Nos travaux ont démontré la pertinence du SEBT pour évaluer la qualité du contrôle moteur des personnes avec une ELC. D’abord, la distance maximale d’atteinte, soit la variable de performance à ce test, se mesure facilement dans un contexte clinique et est tout aussi valide que celle mesurée avec une instrumentation sophistiquée. D’autre part, la diminution de la DMA et l’altération des stratégies motrices et du contrôle moteur chez les personnes avec ELC démontrent bien le potentiel de cette mesure pour le suivi de leur récupération motrice. Enfin, la démonstration d’une altération bilatérale du
contrôle moteur à la suite d’une ELC souligne l’importance d’une rééducation plus globale qui ne se limite pas à la cheville blessée. 

Ces travaux, réalisés dans le cadre de mon projet de maîtrise au CIRRIS, à l’Université Laval, ont été cités dans deux articles scientifiques9,11. Je tiens à remercier l’ensemble des participants, les organismes subventionnaires qui ont soutenu mes études et le projet (OPPQ-REPAR, IRSC, CIRRIS) et les chercheurs (Hélène Moffet, Ph. D., pht ; Laurent Bouyer, Ph. D. ; Marc Perron, M. Sc., pht ; Luc J. Hébert, Ph. D., pht ; Jean Leblond, Ph. D.) et les professionnels de la physiothérapie de la base militaire de Valcartier qui ont participé à ce projet.

 


Références
(1) Cameron, K.L. et coll. J Athl Train, 2010, p. 29-38.
(2) Waterman, B.R. et coll. J Bone Joint Surg Am, 2010, p. 2279-2284.
(3) van Rijn, R.M. et coll. Am J Med, 2008, p. 324-331.
(4) Munn, J. et coll.

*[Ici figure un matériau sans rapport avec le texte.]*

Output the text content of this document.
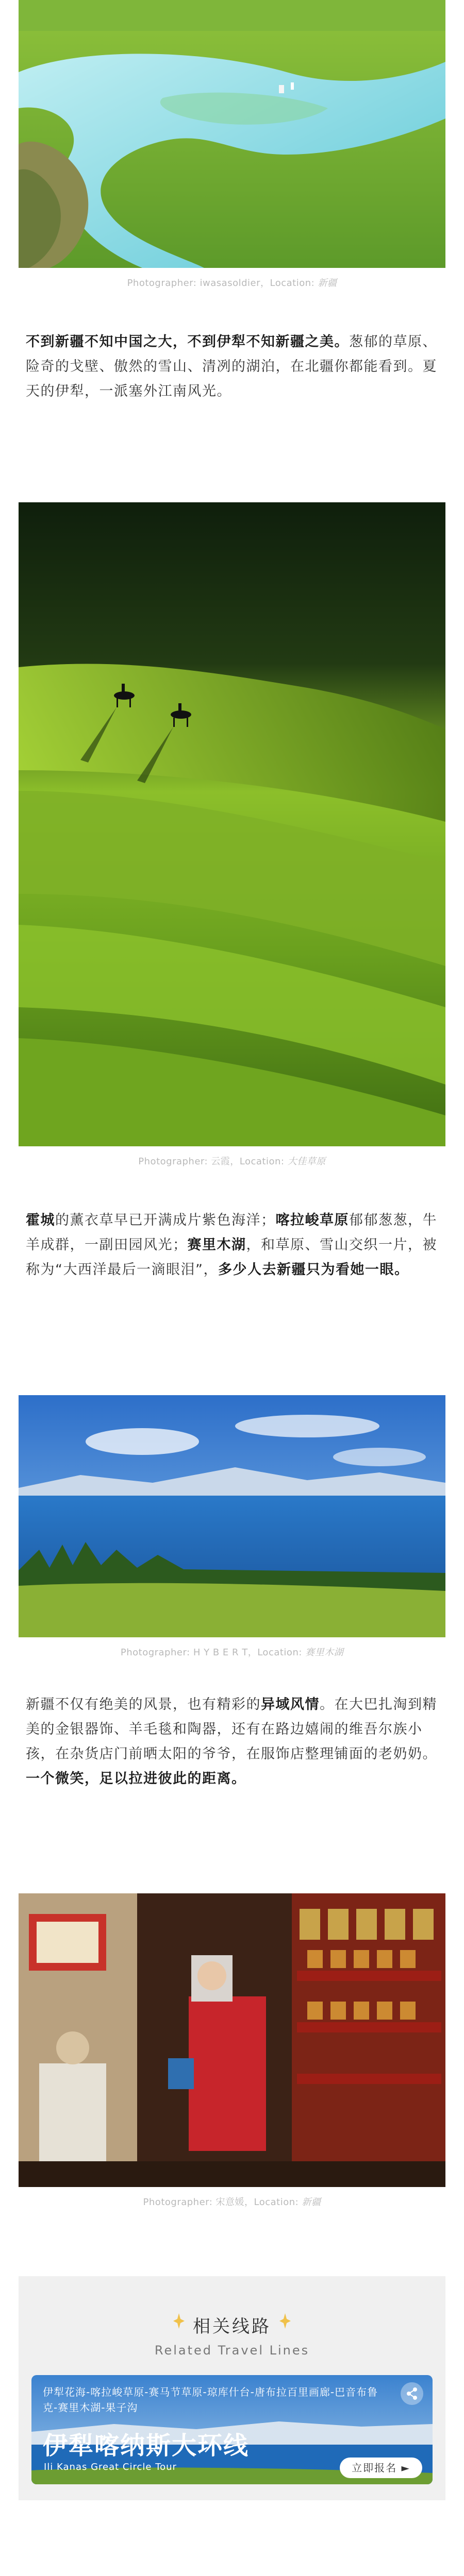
Photographer: iwasasoldier，Location: 新疆
不到新疆不知中国之大，不到伊犁不知新疆之美。葱郁的草原、险奇的戈壁、傲然的雪山、清冽的湖泊，在北疆你都能看到。夏天的伊犁，一派塞外江南风光。
Photographer: 云霞，Location: 大佳草原
霍城的薰衣草早已开满成片紫色海洋；喀拉峻草原郁郁葱葱，牛羊成群，一副田园风光；赛里木湖，和草原、雪山交织一片，被称为“大西洋最后一滴眼泪”，多少人去新疆只为看她一眼。
Photographer: H Y B E R T，Location: 赛里木湖
新疆不仅有绝美的风景，也有精彩的异域风情。在大巴扎淘到精美的金银器饰、羊毛毯和陶器，还有在路边嬉闹的维吾尔族小孩，在杂货店门前晒太阳的爷爷，在服饰店整理铺面的老奶奶。一个微笑，足以拉进彼此的距离。
Photographer: 宋意媛，Location: 新疆
相关线路
Related Travel Lines
伊犁花海-喀拉峻草原-赛马节草原-琼库什台-唐布拉百里画廊-巴音布鲁克-赛里木湖-果子沟
伊犁喀纳斯大环线
Ili Kanas Great Circle Tour	立即报名 ►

J Sci Med Sport, 2010, p. 2-12.
(5) Arnold, B.L. et coll. Med Sci Sports Exerc, 2009, p. 1048-1062.
(6) Wikstrom, E.A. et coll. Gait Posture, 2010, p. 407-414.

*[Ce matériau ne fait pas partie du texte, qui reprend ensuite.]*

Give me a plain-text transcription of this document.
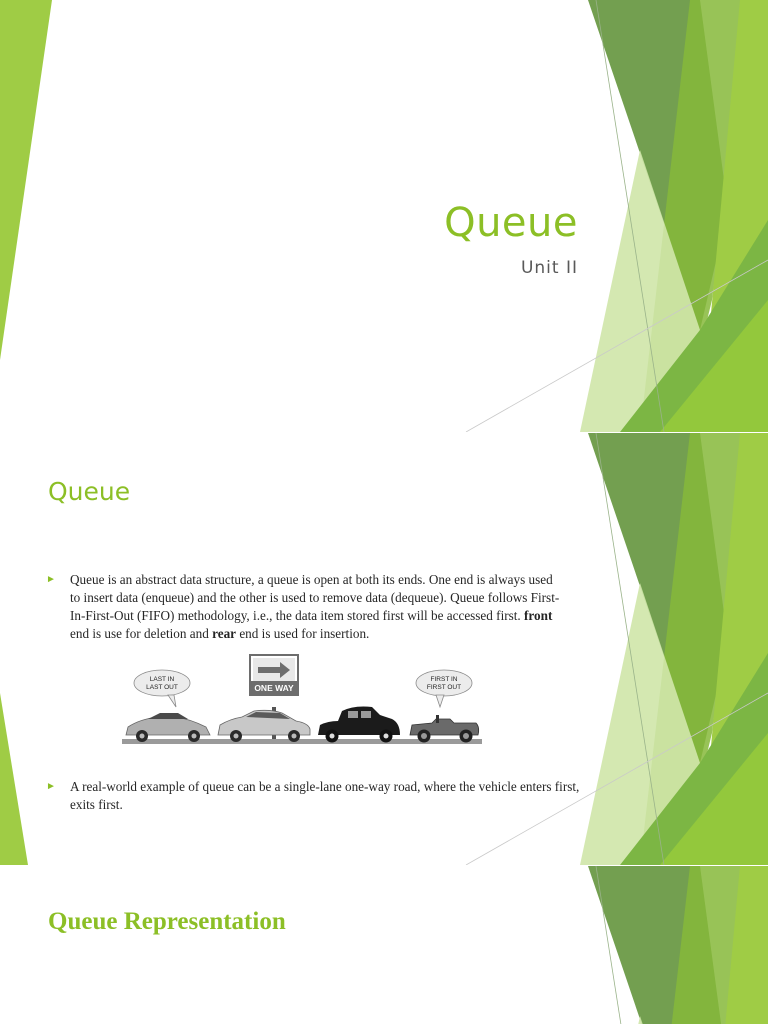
Queue

Unit II

Queue
► Queue is an abstract data structure, a queue is open at both its ends. One end is always used to insert data (enqueue) and the other is used to remove data (dequeue). Queue follows First-In-First-Out (FIFO) methodology, i.e., the data item stored first will be accessed first. front end is use for deletion and rear end is used for insertion.
LAST IN
LAST OUT	ONE WAY
FIRST IN
FIRST OUT
► A real-world example of queue can be a single-lane one-way road, where the vehicle enters first, exits first.
Queue Representation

(7) Hertel, J. et coll. J Orthop Sports Phys Ther, 2006, p. 131-137.
(8) Gribble, P.A. et coll. Meas Phys Ed Exerc Sc, 2003, p. 89-100.
(9) Bastien, M. et coll. J Sport Rehabilitation, 2014, p. 44-55.
(10)Martin, R.L. et coll. J Orthop Sports Phys Ther, 2007, p. 72-84.
(11) Bastien, M. et coll. BMC Musculoskeletal Disorders, 2014, p. 436, en ligne [http://www.ncbi.nlm.nih.gov/pubmed/25515309]
(12) Doherty, C. et coll. Journal of Athletic Training, 2015, p. 651-664.